Mr. Paulding and Mr. Irving commenced so nearly together that it is difficult to say which had precedence in point of time. The marriage of Paulding's sister to an elder brother of Irving led to the acquaintance of the youthful wits, both of whom had already written some trifles for the gazettes, and it was soon after proposed in a gay conversation that they should establish a periodical, in which to lash and amuse the town. When they next met, each had prepared an introductory paper, and as both had some points too good to be sacrificed they were blended into one, Paulding's serving as the basis. They adopted the title of Salmagundi, and soon after published a small edition of their first number, little thinking of the extraordinary success which awaited it. Upon the completion of two volumes a disagreement with their publisher suddenly caused a suspension of the work, and the sequel to it was written several years afterward while Irving was abroad, exclusively by Paulding. Salmagundi entitles its authors to a very high rank among the comic writers. In this miscellany, The Mirror for Travellers, John Bull and Brother Jonathan, and his other writings, Mr. Paulding has given almost every sort of facetious and satirical composition. He deals more largely than Irving in the whimsical and the burlesque, and he is wanting in the exquisite refinement which lends such a charm to Geoffrey Crayon's humour. The follies of men

are often confirmed, rather than cured, by undisguised attacks. Mr. Cooper, by his honest and sensible commentaries upon a class in our American society, gathered the scattered vulgar into a mob. Paulding, who took greater liberties, was perhaps a more efficient reformer, without startling them by an exhibition of their deformities, or attracting their vexed rage to himself. The motley crowds at our watering places, the ridiculous extravagance and ostentation of the suddenly made rich, the ascendency of pocket over brain in the affairs of love, and all the fopperies and follies of our mimic worlds, are described by him in a most diverting manner; while the more serious sins of society are treated with appropriate severity. Besides his occasional coarseness, however, Mr. Paulding has the fault, in common with some others, of labeling his characters, gay, sedate, or cynical, as the case may be, in descriptive names, as if doubtful of their possessing sufficient individuality to be otherwise distinguished. If a hero cannot make himself known in his action and conversation he is not worth bringing upon the boards.
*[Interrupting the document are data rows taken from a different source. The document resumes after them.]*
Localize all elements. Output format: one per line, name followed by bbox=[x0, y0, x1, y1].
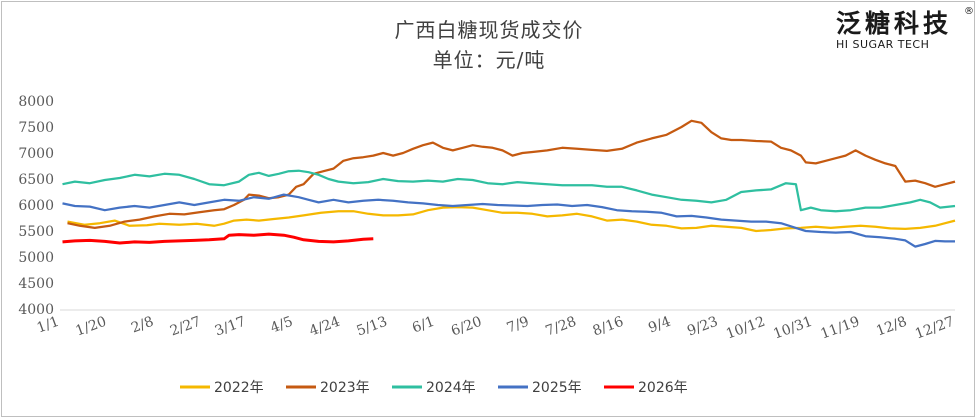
x-tick-label: 3/17 bbox=[213, 314, 248, 340]
x-tick-label: 12/8 bbox=[874, 314, 909, 340]
y-tick-label: 6500 bbox=[18, 172, 54, 188]
x-tick-label: 8/16 bbox=[591, 314, 626, 340]
y-tick-label: 5000 bbox=[18, 250, 54, 266]
x-tick-label: 10/31 bbox=[771, 314, 814, 343]
legend-label: 2024年 bbox=[426, 380, 476, 396]
series-lines bbox=[62, 119, 956, 248]
y-tick-label: 5500 bbox=[18, 224, 54, 240]
x-tick-label: 9/23 bbox=[685, 314, 720, 340]
chart-title: 广西白糖现货成交价 bbox=[394, 18, 584, 42]
x-tick-label: 9/4 bbox=[646, 314, 673, 337]
x-axis: 1/1 1/20 2/8 2/27 3/17 4/5 4/24 5/13 6/1 6/20 7/9 7… bbox=[35, 309, 956, 343]
x-tick-label: 5/13 bbox=[355, 314, 390, 340]
legend-label: 2025年 bbox=[532, 380, 582, 396]
x-tick-label: 6/20 bbox=[449, 314, 484, 340]
x-tick-label: 7/9 bbox=[505, 314, 532, 337]
series-line-2022 bbox=[67, 205, 956, 233]
registered-mark: ® bbox=[964, 6, 974, 17]
x-tick-label: 11/19 bbox=[818, 314, 861, 343]
x-tick-label: 1/1 bbox=[35, 314, 62, 337]
series-line-2024 bbox=[62, 169, 956, 213]
x-tick-label: 4/24 bbox=[307, 314, 342, 340]
logo-chinese-text: 泛糖科技 bbox=[836, 9, 953, 38]
series-line-2026 bbox=[62, 232, 374, 245]
series-line-2025 bbox=[62, 193, 955, 248]
y-tick-label: 8000 bbox=[18, 94, 54, 110]
x-tick-label: 4/5 bbox=[268, 314, 295, 337]
x-tick-label: 2/8 bbox=[129, 314, 156, 337]
y-tick-label: 7000 bbox=[18, 146, 54, 162]
y-tick-label: 6000 bbox=[18, 198, 54, 214]
x-tick-label: 10/12 bbox=[724, 314, 767, 343]
legend-label: 2023年 bbox=[320, 380, 370, 396]
chart-subtitle: 单位：元/吨 bbox=[432, 48, 546, 72]
legend: 2022年 2023年 2024年 2025年 2026年 bbox=[180, 380, 688, 396]
x-tick-label: 2/27 bbox=[168, 314, 203, 340]
y-axis: 4000 4500 5000 5500 6000 6500 7000 7500 8000 bbox=[18, 94, 54, 318]
x-tick-label: 6/1 bbox=[410, 314, 437, 337]
company-logo: 泛糖科技 HI SUGAR TECH ® bbox=[836, 6, 974, 52]
x-tick-label: 12/27 bbox=[913, 314, 956, 343]
legend-label: 2026年 bbox=[638, 380, 688, 396]
x-tick-label: 1/20 bbox=[74, 314, 109, 340]
logo-english-text: HI SUGAR TECH bbox=[836, 38, 930, 51]
y-tick-label: 4000 bbox=[18, 302, 54, 318]
x-tick-label: 7/28 bbox=[543, 314, 578, 340]
y-tick-label: 7500 bbox=[18, 120, 54, 136]
legend-label: 2022年 bbox=[214, 380, 264, 396]
y-tick-label: 4500 bbox=[18, 276, 54, 292]
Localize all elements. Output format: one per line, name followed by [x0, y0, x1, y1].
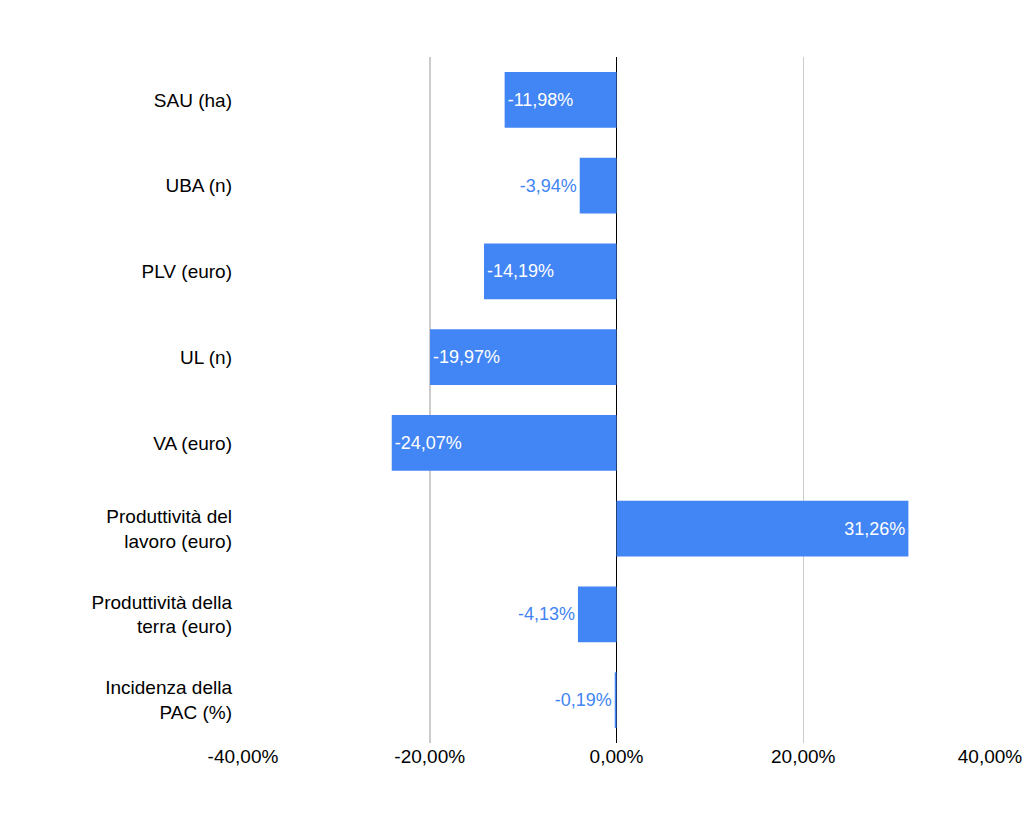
svg-text:-40,00%: -40,00% — [208, 746, 279, 767]
svg-text:20,00%: 20,00% — [771, 746, 836, 767]
svg-text:-4,13%: -4,13% — [518, 604, 575, 624]
svg-text:0,00%: 0,00% — [590, 746, 644, 767]
svg-text:SAU (ha): SAU (ha) — [154, 90, 232, 111]
svg-text:PLV (euro): PLV (euro) — [142, 261, 232, 282]
svg-text:-11,98%: -11,98% — [508, 90, 574, 110]
svg-text:UBA (n): UBA (n) — [165, 175, 232, 196]
svg-text:Produttività dellavoro (euro): Produttività dellavoro (euro) — [106, 506, 232, 552]
svg-text:31,26%: 31,26% — [844, 519, 905, 539]
svg-text:Produttività dellaterra (euro): Produttività dellaterra (euro) — [92, 592, 233, 638]
svg-text:-19,97%: -19,97% — [433, 347, 500, 367]
svg-text:40,00%: 40,00% — [958, 746, 1023, 767]
svg-text:VA (euro): VA (euro) — [153, 433, 232, 454]
svg-text:-24,07%: -24,07% — [395, 433, 462, 453]
svg-text:-20,00%: -20,00% — [394, 746, 465, 767]
svg-text:UL (n): UL (n) — [180, 347, 232, 368]
svg-text:-14,19%: -14,19% — [487, 261, 554, 281]
svg-text:-0,19%: -0,19% — [555, 690, 612, 710]
svg-text:-3,94%: -3,94% — [520, 176, 577, 196]
svg-text:Incidenza dellaPAC (%): Incidenza dellaPAC (%) — [105, 677, 232, 723]
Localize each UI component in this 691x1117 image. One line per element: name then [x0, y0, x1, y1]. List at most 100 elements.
Robert C. Sands exhibited considerable humour in both his poems and prose writings. He excelled in burlesque, of which he produced some admirable specimens. Mr. Sands, Mr. Verplanck and Mr. Bryant formed together a ❝ literary confederacy," during the existence of which they wrote the three volumes of The Talisman, except a few pieces by Mr. Halleck, and another friend of theirs. Mr. Villecour and his Neighbours, and Scenes in Washington, in this miscellany, are the joint composition of Sands and Verplanck, and are excellent, except that in a few instances they run into ill-natured caricature. The Peregrinations of Petrus Mudd, in The Talisman, (in which is given a true history of a well-known New Yorker,) and other early writings of Mr. Verplanck, show that that gentleman needed but the impulse to rival the finest wits of the reign of Queen Anne.
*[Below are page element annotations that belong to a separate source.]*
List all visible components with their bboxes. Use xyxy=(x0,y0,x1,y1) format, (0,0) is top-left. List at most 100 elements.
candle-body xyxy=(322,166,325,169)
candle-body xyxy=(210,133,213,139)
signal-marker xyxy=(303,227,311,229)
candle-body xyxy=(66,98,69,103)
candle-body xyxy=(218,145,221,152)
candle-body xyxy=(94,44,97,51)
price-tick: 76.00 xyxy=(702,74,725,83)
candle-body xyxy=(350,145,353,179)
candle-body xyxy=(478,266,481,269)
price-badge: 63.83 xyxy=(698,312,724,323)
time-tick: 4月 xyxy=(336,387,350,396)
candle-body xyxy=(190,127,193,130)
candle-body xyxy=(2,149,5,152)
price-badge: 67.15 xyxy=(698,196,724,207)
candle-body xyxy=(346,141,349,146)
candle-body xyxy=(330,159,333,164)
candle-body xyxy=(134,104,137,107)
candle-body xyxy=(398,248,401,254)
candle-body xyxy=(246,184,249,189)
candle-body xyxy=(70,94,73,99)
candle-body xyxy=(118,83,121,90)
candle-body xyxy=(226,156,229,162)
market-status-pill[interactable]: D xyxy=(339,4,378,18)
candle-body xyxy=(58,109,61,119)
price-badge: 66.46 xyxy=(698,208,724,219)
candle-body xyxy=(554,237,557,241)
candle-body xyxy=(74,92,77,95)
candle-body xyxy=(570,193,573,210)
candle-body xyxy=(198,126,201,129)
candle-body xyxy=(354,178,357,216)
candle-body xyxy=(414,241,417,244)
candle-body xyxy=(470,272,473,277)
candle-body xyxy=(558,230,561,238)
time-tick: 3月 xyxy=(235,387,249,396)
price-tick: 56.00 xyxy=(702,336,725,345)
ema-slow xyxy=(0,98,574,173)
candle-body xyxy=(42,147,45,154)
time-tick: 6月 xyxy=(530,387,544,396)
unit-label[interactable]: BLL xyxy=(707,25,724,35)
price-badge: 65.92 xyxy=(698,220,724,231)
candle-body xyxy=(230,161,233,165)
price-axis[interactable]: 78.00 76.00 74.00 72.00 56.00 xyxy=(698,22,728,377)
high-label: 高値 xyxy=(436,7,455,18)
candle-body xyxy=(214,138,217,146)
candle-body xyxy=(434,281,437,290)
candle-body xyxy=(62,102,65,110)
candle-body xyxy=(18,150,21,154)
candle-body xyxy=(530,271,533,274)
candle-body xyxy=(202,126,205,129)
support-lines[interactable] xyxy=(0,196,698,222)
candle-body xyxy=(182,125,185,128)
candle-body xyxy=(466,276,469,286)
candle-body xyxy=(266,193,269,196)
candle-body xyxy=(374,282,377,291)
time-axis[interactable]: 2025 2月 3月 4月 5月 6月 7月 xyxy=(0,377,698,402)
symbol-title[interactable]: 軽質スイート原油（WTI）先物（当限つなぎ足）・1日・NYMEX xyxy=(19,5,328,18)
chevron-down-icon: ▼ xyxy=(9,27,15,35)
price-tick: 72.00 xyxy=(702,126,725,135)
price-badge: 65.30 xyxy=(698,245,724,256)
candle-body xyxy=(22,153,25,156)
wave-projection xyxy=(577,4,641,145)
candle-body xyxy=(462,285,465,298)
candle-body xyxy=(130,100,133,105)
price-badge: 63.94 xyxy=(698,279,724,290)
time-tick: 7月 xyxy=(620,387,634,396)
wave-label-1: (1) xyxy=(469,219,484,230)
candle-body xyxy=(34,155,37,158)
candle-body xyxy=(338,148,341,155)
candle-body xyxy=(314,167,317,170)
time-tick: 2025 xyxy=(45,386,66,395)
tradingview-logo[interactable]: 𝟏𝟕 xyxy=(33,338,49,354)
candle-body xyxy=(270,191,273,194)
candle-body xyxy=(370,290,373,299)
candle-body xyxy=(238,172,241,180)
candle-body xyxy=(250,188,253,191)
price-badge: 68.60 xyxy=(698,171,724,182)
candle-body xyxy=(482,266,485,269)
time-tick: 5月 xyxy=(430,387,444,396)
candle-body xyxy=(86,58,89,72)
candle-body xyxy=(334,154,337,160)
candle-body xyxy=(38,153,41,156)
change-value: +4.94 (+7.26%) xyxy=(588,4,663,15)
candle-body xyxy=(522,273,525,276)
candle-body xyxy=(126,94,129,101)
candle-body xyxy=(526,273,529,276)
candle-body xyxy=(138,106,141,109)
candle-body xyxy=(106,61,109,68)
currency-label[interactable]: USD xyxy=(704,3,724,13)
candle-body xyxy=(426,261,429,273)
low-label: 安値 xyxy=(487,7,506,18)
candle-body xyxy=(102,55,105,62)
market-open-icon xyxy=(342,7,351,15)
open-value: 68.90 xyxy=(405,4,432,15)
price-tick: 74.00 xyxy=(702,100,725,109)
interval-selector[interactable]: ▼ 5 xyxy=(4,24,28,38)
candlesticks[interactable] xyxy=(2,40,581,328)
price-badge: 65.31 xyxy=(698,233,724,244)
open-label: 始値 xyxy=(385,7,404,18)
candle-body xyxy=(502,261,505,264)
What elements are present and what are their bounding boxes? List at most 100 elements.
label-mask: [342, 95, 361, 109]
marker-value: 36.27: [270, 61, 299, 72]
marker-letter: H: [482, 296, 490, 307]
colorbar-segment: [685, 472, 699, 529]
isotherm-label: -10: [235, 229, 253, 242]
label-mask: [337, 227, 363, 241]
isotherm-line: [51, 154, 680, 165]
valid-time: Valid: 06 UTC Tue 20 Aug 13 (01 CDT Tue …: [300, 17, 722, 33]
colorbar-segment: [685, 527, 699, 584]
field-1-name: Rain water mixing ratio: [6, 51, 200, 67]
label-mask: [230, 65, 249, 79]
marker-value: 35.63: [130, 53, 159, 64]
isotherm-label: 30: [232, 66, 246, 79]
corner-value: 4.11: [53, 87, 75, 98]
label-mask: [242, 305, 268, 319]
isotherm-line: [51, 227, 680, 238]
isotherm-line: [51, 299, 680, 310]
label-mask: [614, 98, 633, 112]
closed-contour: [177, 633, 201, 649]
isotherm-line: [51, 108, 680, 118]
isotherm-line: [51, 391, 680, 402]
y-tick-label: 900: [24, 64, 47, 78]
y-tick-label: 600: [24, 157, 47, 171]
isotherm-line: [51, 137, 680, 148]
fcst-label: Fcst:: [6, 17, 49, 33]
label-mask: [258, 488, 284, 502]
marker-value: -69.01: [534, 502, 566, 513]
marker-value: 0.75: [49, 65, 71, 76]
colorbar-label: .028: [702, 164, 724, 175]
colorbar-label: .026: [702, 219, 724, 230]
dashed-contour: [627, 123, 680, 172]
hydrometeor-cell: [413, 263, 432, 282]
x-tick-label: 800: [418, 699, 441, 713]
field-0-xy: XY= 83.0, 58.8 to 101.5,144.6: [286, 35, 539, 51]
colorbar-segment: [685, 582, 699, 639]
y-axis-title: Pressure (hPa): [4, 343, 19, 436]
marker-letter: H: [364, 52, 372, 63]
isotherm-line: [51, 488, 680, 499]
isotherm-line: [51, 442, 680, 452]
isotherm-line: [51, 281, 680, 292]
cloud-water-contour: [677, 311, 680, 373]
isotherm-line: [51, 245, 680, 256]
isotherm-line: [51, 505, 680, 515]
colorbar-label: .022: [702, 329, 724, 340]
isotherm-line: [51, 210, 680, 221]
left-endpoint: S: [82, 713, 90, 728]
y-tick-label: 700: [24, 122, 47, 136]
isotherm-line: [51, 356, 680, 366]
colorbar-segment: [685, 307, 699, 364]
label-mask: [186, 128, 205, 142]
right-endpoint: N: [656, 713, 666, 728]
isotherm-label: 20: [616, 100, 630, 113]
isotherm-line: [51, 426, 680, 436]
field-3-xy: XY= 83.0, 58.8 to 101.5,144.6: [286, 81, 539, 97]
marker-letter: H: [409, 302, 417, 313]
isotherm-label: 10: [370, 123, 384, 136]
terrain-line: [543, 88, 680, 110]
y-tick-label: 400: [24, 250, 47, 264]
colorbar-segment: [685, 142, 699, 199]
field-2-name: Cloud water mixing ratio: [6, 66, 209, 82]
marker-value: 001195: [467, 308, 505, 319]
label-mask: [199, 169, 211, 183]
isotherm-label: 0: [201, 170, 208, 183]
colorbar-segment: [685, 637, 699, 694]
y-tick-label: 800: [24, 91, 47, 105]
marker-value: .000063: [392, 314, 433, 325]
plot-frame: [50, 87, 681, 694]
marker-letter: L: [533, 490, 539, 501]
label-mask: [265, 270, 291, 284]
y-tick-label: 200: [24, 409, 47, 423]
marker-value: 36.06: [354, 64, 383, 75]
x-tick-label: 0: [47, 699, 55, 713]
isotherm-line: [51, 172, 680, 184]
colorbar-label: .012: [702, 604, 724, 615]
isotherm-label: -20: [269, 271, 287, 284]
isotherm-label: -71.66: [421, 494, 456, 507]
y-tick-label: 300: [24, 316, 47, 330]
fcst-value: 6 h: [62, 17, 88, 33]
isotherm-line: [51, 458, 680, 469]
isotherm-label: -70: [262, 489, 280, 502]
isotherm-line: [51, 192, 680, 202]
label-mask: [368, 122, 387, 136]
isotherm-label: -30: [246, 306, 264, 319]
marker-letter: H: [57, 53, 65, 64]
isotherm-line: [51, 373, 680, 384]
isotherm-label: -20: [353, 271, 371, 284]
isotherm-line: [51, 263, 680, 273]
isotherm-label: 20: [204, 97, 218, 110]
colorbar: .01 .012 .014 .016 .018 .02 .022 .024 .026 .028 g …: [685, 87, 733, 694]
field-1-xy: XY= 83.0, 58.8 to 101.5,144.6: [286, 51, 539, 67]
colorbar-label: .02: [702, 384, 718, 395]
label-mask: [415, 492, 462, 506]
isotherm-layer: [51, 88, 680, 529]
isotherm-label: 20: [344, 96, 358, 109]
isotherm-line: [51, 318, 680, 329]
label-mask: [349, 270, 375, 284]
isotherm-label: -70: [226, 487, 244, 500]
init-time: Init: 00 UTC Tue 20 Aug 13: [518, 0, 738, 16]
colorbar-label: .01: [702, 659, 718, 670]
John Sanderson, to natural abilities of a high order added a calm, chaste scholarship, an intimate acquaintance with men, a singularly amiable disposition, and a frank and highbred courtesy. In his humour were blended happily the characteristics of Rabelais, Sterne and Lamb. To his appreciation of the comic was added a most delicate perception of the beautiful. He knew society, its selfishness, and its want of honour, but looked upon it less in anger than in sadness. Yet he was no cynic, no Heraclitus. He deemed it wisest to laugh at the follies of mankind. Through all his experience he lost none of his natural urbanity, his freshness of feeling, his earnestness and sincerity. He was not less brilliant in his conversation than in his writings; but he never summoned a shadow to any face, or permitted a weight to lie on any heart.